Teure Spezialisten wurden konsultiert. (Die Kosten trug Genes alte Flamme
Howard Hughes, der sich später, durch einen Flugzeugabsturz entstellt, aus der
Öffentlichkeit zurückzog.) Sie sagten alle das Gleiche. Die Schädigung sei
schon im Mutterleib aufgetreten und könne nicht behoben werden. Das Beste für
alle Beteiligten sei, das Kind in einem Heim unterzubringen.
    Gene war
verwirrt und wurde von Schuldgefühlen gepeinigt. Hatte sie nicht immer
versucht, ein guter Mensch zu sein? Hatte sie nicht immer getan, was die Leute
von ihr verlangten?
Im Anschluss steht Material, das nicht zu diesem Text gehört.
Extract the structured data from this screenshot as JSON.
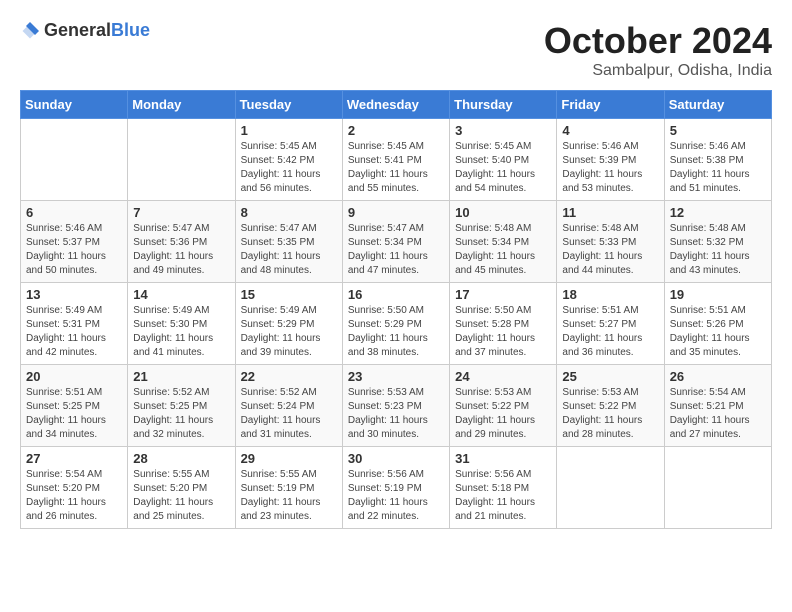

Was hatte sie getan, dass sie und die Menschen, die sie
liebte, eine solche Katastrophe heimsuchte? Sie wehrte sich, solange sie
konnte, aber sie war vierundzwanzig Jahre alt, und nach allem, was passiert
war, wurde der Druck jetzt zu groß. Daria wurde in einem Heim untergebracht, wo
sie mit dem Verstand eines neunzehnmonatigen Kleinkindes den Rest ihres Lebens
verbrachte.
    An einem
Sonntag Jahre später wurde Gene während einer Party eines Tennisclubs von einem
weiblichen Fan angesprochen. Die junge Frau war ein Ex-Marine. Sie sagte, sie
seien sich früher schon mal begegnet, während des Kriegs bei einer Show in der
Hollywood Canteen. »Kann es sein, dass Sie sich an jenem Abend mit den Röteln
angesteckt haben?«, fragte die Frau. Gene sagte ja. Die Frau lachte und sagte,
dass damals das ganze Militärlager Röteln gehabt habe, dass sie sich aber
trotz der verhängten Quarantäne davongeschlichen habe, um ihren Lieblingsstar
treffen zu können.
    Jeder
andere hätte einen Schreikrampf bekommen oder wäre auf die Frau losgegangen,
aber Gene, die dazu erzogen worden war, nett zu sein, lächelte nur und ließ die
Frau stehen.
    Danach, so
kam es mir vor, wurden die Filme, die sie drehte, zu einer Art Zufluchtsstätte
für Gene. Nicht die Arbeit oder die Drehbücher, sondern die Filme selbst.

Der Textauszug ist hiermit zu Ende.